Strength training helps build muscle mass, but speed training focuses on improving your cardiovascular system.
If you’re planning to run a marathon, you’ll probably want to pick a specific pace that you think you can maintain throughout the entire event.
You can do this by dividing the total length of the course into smaller segments.
Then, calculate what pace you think you can sustain for each segment.
Once you’ve determined your ideal pace, you can practice maintaining it until you feel comfortable doing so.

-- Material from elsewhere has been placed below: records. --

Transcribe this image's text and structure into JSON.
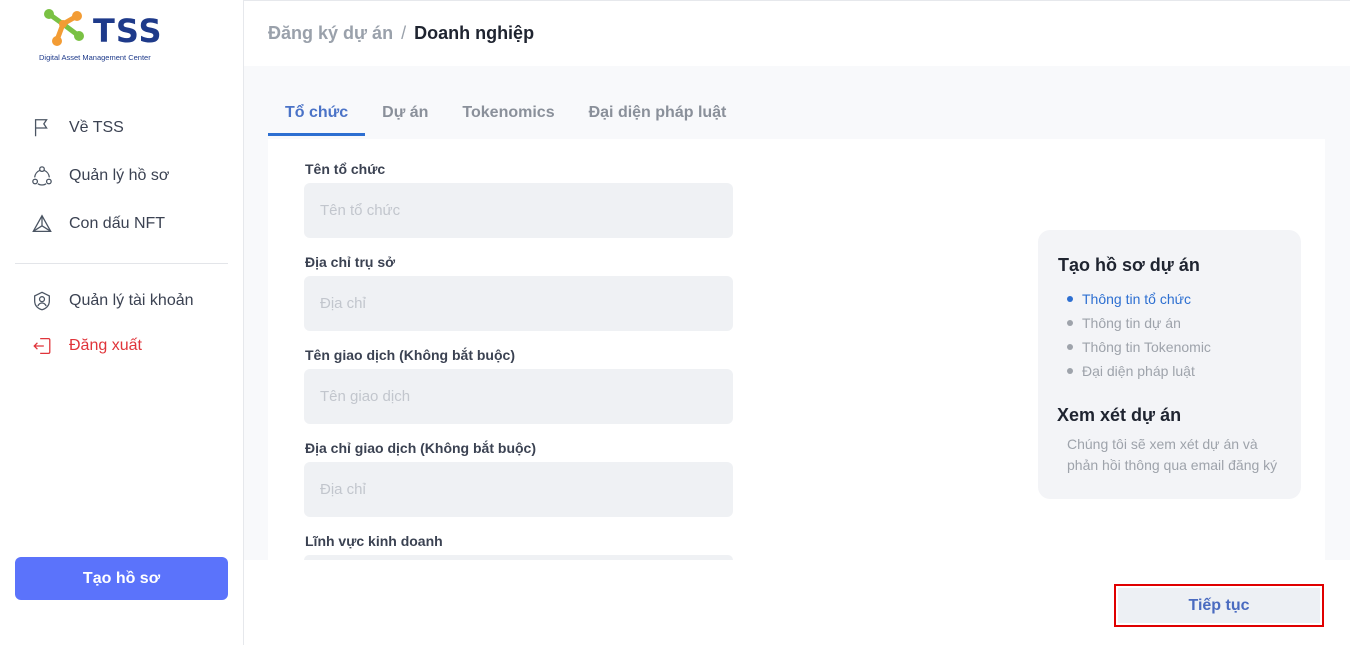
{
  "brand": {
    "name": "TSS",
    "tagline": "Digital Asset Management Center",
    "colors": {
      "primary": "#1e3a8a",
      "orange": "#f39c34",
      "green": "#7ac143"
    }
  },
  "sidebar": {
    "items": [
      {
        "label": "Về TSS",
        "icon": "flag-icon"
      },
      {
        "label": "Quản lý hồ sơ",
        "icon": "network-icon"
      },
      {
        "label": "Con dấu NFT",
        "icon": "triangle-stamp-icon"
      },
      {
        "label": "Quản lý tài khoản",
        "icon": "user-shield-icon"
      },
      {
        "label": "Đăng xuất",
        "icon": "logout-icon"
      }
    ],
    "create_button": "Tạo hồ sơ"
  },
  "breadcrumb": {
    "parent": "Đăng ký dự án",
    "separator": "/",
    "current": "Doanh nghiệp"
  },
  "tabs": [
    {
      "label": "Tổ chức",
      "active": true
    },
    {
      "label": "Dự án",
      "active": false
    },
    {
      "label": "Tokenomics",
      "active": false
    },
    {
      "label": "Đại diện pháp luật",
      "active": false
    }
  ],
  "form": {
    "fields": [
      {
        "label": "Tên tổ chức",
        "placeholder": "Tên tổ chức",
        "value": ""
      },
      {
        "label": "Địa chỉ trụ sở",
        "placeholder": "Địa chỉ",
        "value": ""
      },
      {
        "label": "Tên giao dịch (Không bắt buộc)",
        "placeholder": "Tên giao dịch",
        "value": ""
      },
      {
        "label": "Địa chỉ giao dịch (Không bắt buộc)",
        "placeholder": "Địa chỉ",
        "value": ""
      },
      {
        "label": "Lĩnh vực kinh doanh",
        "placeholder": "",
        "value": ""
      }
    ]
  },
  "steps_panel": {
    "title": "Tạo hồ sơ dự án",
    "steps": [
      {
        "label": "Thông tin tổ chức",
        "active": true
      },
      {
        "label": "Thông tin dự án",
        "active": false
      },
      {
        "label": "Thông tin Tokenomic",
        "active": false
      },
      {
        "label": "Đại diện pháp luật",
        "active": false
      }
    ],
    "review_title": "Xem xét dự án",
    "review_desc": "Chúng tôi sẽ xem xét dự án và phản hồi thông qua email đăng ký"
  },
  "footer": {
    "next_button": "Tiếp tục"
  }
}
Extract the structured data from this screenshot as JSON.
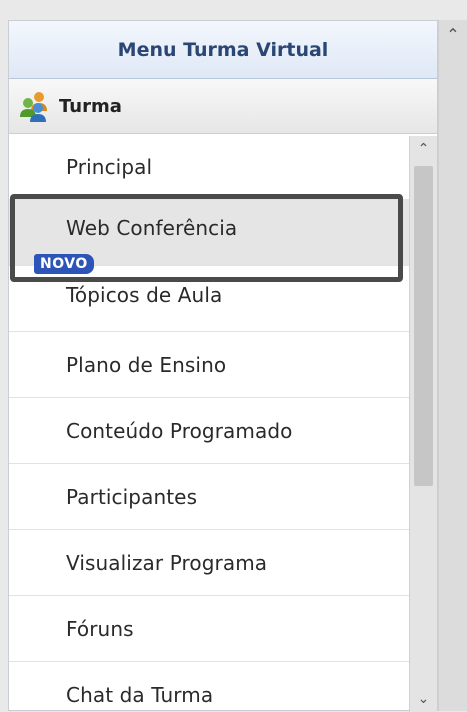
{
  "menu": {
    "title": "Menu Turma Virtual"
  },
  "section": {
    "title": "Turma",
    "icon": "group-users-icon"
  },
  "items": [
    {
      "label": "Principal"
    },
    {
      "label": "Web Conferência",
      "badge": "NOVO",
      "highlighted": true
    },
    {
      "label": "Tópicos de Aula"
    },
    {
      "label": "Plano de Ensino"
    },
    {
      "label": "Conteúdo Programado"
    },
    {
      "label": "Participantes"
    },
    {
      "label": "Visualizar Programa"
    },
    {
      "label": "Fóruns"
    },
    {
      "label": "Chat da Turma"
    }
  ],
  "colors": {
    "header_text": "#2a4675",
    "badge_bg": "#2d55b8",
    "highlight_border": "#4a4a4a"
  }
}
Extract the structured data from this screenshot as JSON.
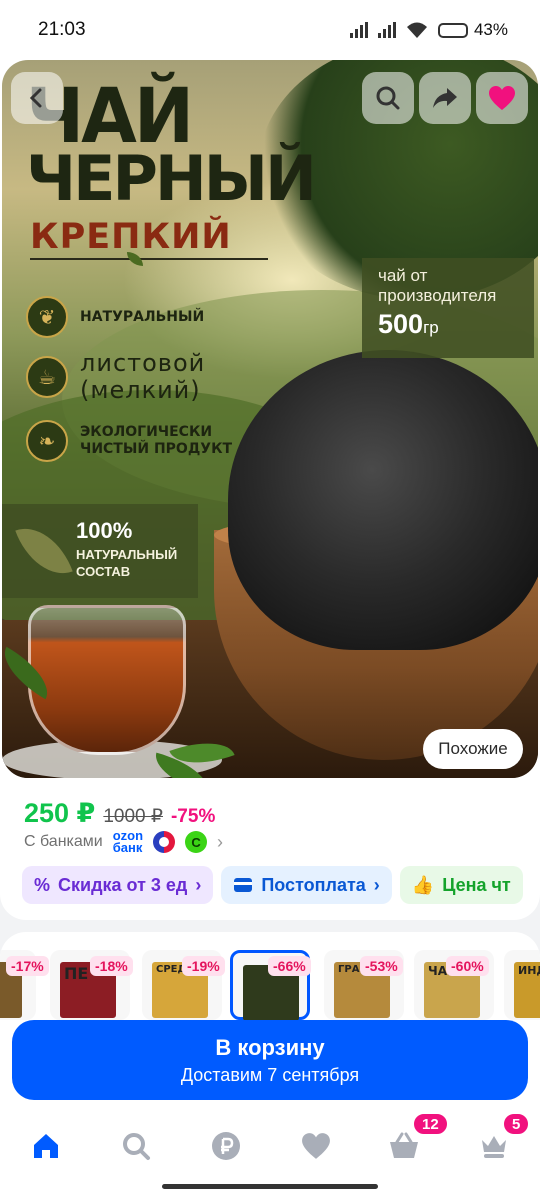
{
  "status_bar": {
    "time": "21:03",
    "battery": "43%"
  },
  "gallery": {
    "headline_line1": "ЧАЙ",
    "headline_line2": "ЧЕРНЫЙ",
    "headline_sub": "КРЕПКИЙ",
    "features": [
      {
        "icon": "leaf-icon",
        "text": "НАТУРАЛЬНЫЙ"
      },
      {
        "icon": "teacup-icon",
        "text_line1": "листовой",
        "text_line2": "(мелкий)"
      },
      {
        "icon": "eco-leaf-icon",
        "text_line1": "ЭКОЛОГИЧЕСКИ",
        "text_line2": "ЧИСТЫЙ ПРОДУКТ"
      }
    ],
    "producer_line1": "чай от",
    "producer_line2": "производителя",
    "weight_value": "500",
    "weight_unit": "гр",
    "natural_percent": "100%",
    "natural_line1": "НАТУРАЛЬНЫЙ",
    "natural_line2": "СОСТАВ",
    "similar_label": "Похожие"
  },
  "price": {
    "current": "250 ₽",
    "old": "1000 ₽",
    "discount": "-75%",
    "banks_label": "С банками",
    "ozon_line1": "ozon",
    "ozon_line2": "банк",
    "green_logo_glyph": "С"
  },
  "tags": [
    {
      "label": "Скидка от 3 ед",
      "icon": "percent-icon",
      "color": "#6a2cd4"
    },
    {
      "label": "Постоплата",
      "icon": "card-icon",
      "color": "#0a58d4"
    },
    {
      "label": "Цена чт",
      "icon": "thumb-up-icon",
      "color": "#14a32b"
    }
  ],
  "variants": [
    {
      "discount": "-17%",
      "label": "",
      "pack_color": "#7a5a2a"
    },
    {
      "discount": "-18%",
      "label": "ПЕ",
      "pack_color": "#8c1d24"
    },
    {
      "discount": "-19%",
      "label": "СРЕДНЕ",
      "pack_color": "#d6a63a"
    },
    {
      "discount": "-66%",
      "label": "",
      "pack_color": "#2f3a1c"
    },
    {
      "discount": "-53%",
      "label": "ГРАНУЛ",
      "pack_color": "#b58a3c"
    },
    {
      "discount": "-60%",
      "label": "ЧАЙ",
      "pack_color": "#c9a54c"
    },
    {
      "discount": "",
      "label": "ИНДИ",
      "pack_color": "#c99a2a"
    }
  ],
  "cart": {
    "title": "В корзину",
    "subtitle": "Доставим 7 сентября"
  },
  "bottom_nav": {
    "cart_badge": "12",
    "profile_badge": "5"
  },
  "colors": {
    "brand_blue": "#005bff",
    "price_green": "#10c44c",
    "discount_pink": "#f1117e"
  }
}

Once you’re ready, you can then adjust your pace based on any changes in terrain or other obstacles.
Marathon Finishing Time Statistics
According to RunningUSA, here’s a list of average finishing times for different races:
- 10K – 32:00
- Half-marathon – 1:30:00
- Full-marathon – 3:05:00
- Ultra-marathon – 8:35:00
Running a marathon isn’t easy. But, with enough dedication and practice, you’ll be well-prepared to tackle the challenge.
Once you’re ready, you should focus on building strength and stamina.
This way, your body won’t feel tired or exhausted after completing the event.
You’ll also want to consider choosing a race that’s appropriate for your skill level.
If you’re just getting started, you might benefit from taking part in a 5K or Half Marathon.
But, if you’re already familiar with running, you might prefer a full marathon.
Regardless of what race you select, you’ll want to do everything possible to ensure a safe and enjoyable experience.